In the morning, a traditional commemorative ceremony was held to pay respect to Smetana.

This year’s international competition of young players, which annually precedes the festival, involves 118 players from 27 countries, who compete in the French horn and violoncello categories.

The Prague Spring will focus on the 100th anniversary of the establishment of Czechoslovakia.

The festival will offer 50 concerts, with violinist Julian Rachlin as the residential artist.

At the closing concert on June 3, the Slovak Philharmonic Orchestra, with its new chief conductor James Judd, will play compositions by Czech authors Zdenek Fibich and Leos Janacek, and Slovak Eugen Suchon.

Apart from the Slovak Philharmonic, the festival will welcome several renowned foreign orchestras including the Royal Concertgebouw Orchestra Amsterdam with its chief conductor Daniel Gatti and the Budapest festival orchestra. Both will perform Gustav Mahler’s symphonies.
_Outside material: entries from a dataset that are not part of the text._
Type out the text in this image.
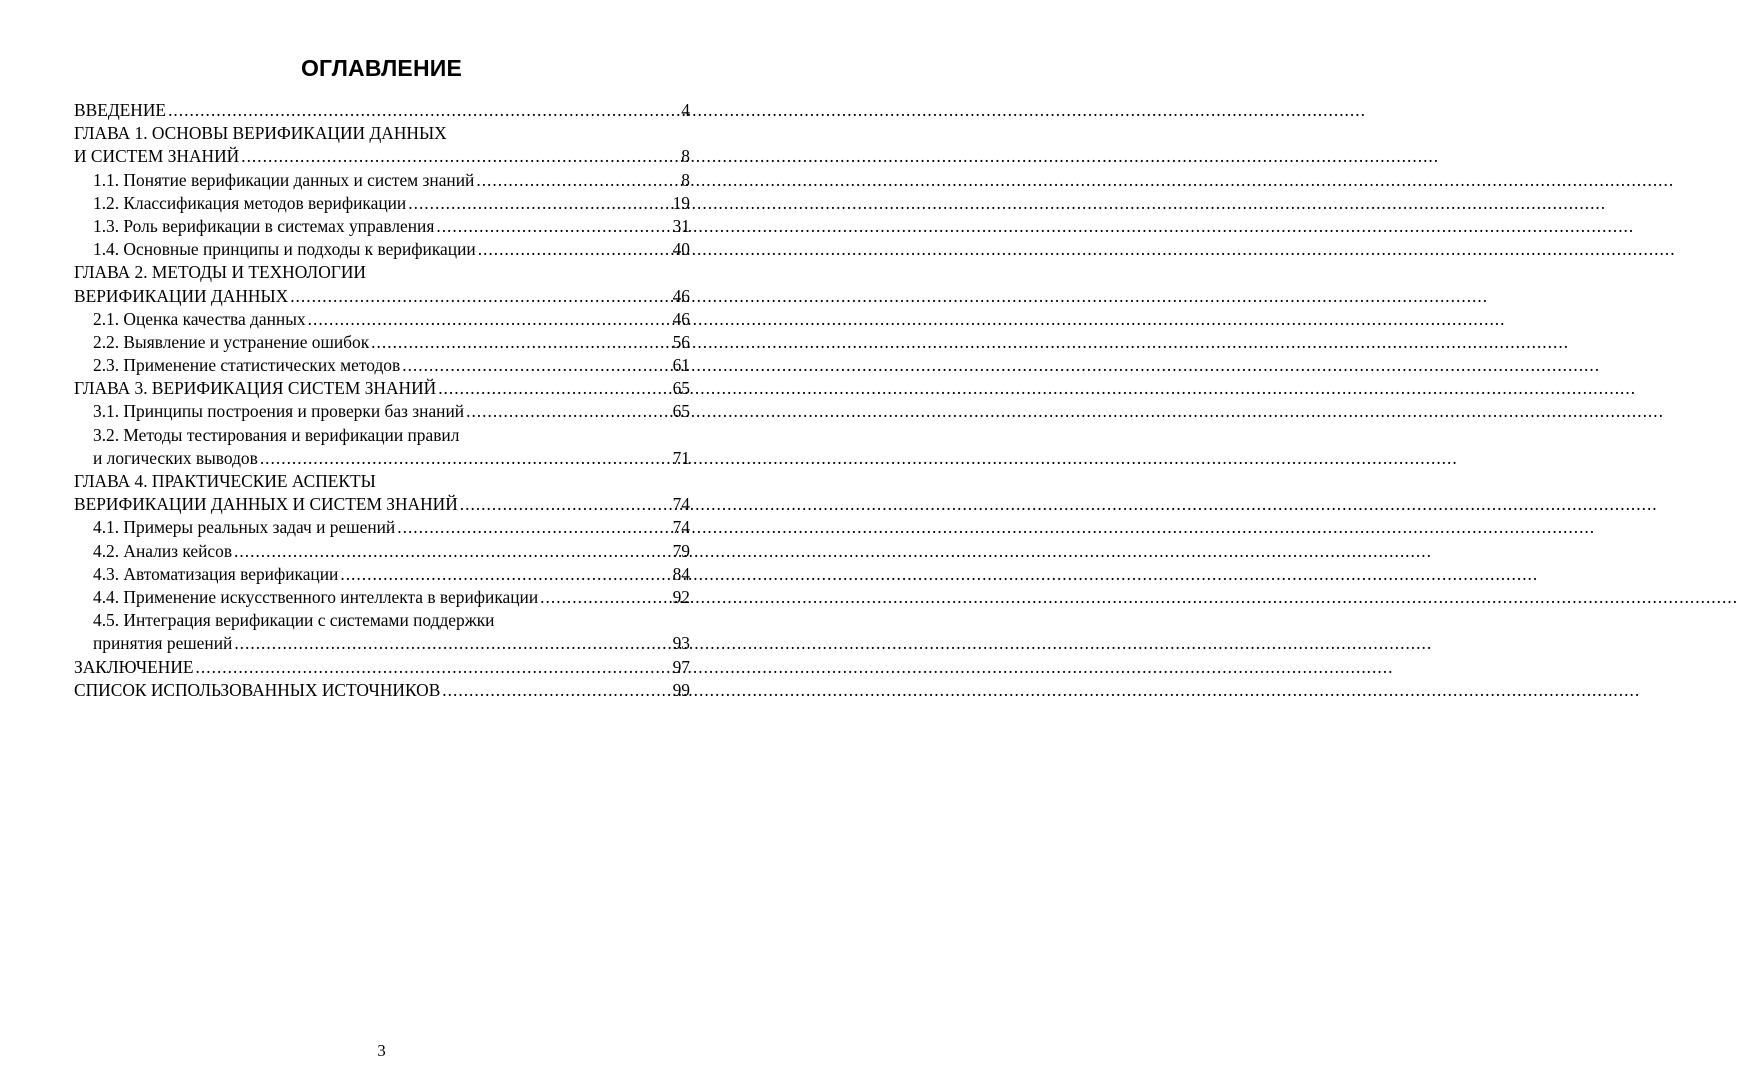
ОГЛАВЛЕНИЕ
ВВЕДЕНИЕ .....	4
ГЛАВА 1. ОСНОВЫ ВЕРИФИКАЦИИ ДАННЫХ
И СИСТЕМ ЗНАНИЙ .....	8
1.1. Понятие верификации данных и систем знаний .....	8
1.2. Классификация методов верификации .....	19
1.3. Роль верификации в системах управления .....	31
1.4. Основные принципы и подходы к верификации .....	40
ГЛАВА 2. МЕТОДЫ И ТЕХНОЛОГИИ
ВЕРИФИКАЦИИ ДАННЫХ .....	46
2.1. Оценка качества данных .....	46
2.2. Выявление и устранение ошибок .....	56
2.3. Применение статистических методов .....	61
ГЛАВА 3. ВЕРИФИКАЦИЯ СИСТЕМ ЗНАНИЙ .....	65
3.1. Принципы построения и проверки баз знаний .....	65
3.2. Методы тестирования и верификации правил
и логических выводов .....	71
ГЛАВА 4. ПРАКТИЧЕСКИЕ АСПЕКТЫ
ВЕРИФИКАЦИИ ДАННЫХ И СИСТЕМ ЗНАНИЙ .....	74
4.1. Примеры реальных задач и решений .....	74
4.2. Анализ кейсов .....	79
4.3. Автоматизация верификации .....	84
4.4. Применение искусственного интеллекта в верификации .....	92
4.5. Интеграция верификации с системами поддержки
принятия решений .....	93
ЗАКЛЮЧЕНИЕ .....	97
СПИСОК ИСПОЛЬЗОВАННЫХ ИСТОЧНИКОВ .....	99
3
Viewers have also shown strong interest in a concert marking the 100th anniversary of Leonard Bernstein’s birth. It was the Prague Spring festival where Bernstein, a U.S. composer and conductor, had the first and the last performance in his life.

The concert in his honour will be played by the Czech Philharmonic Orchestra led by U.S. conductor Keith Lockhart.

Conductor John Eliot Gardiner will perform early music with his Monteverdi Choir and English Baroque Soloists ensembles.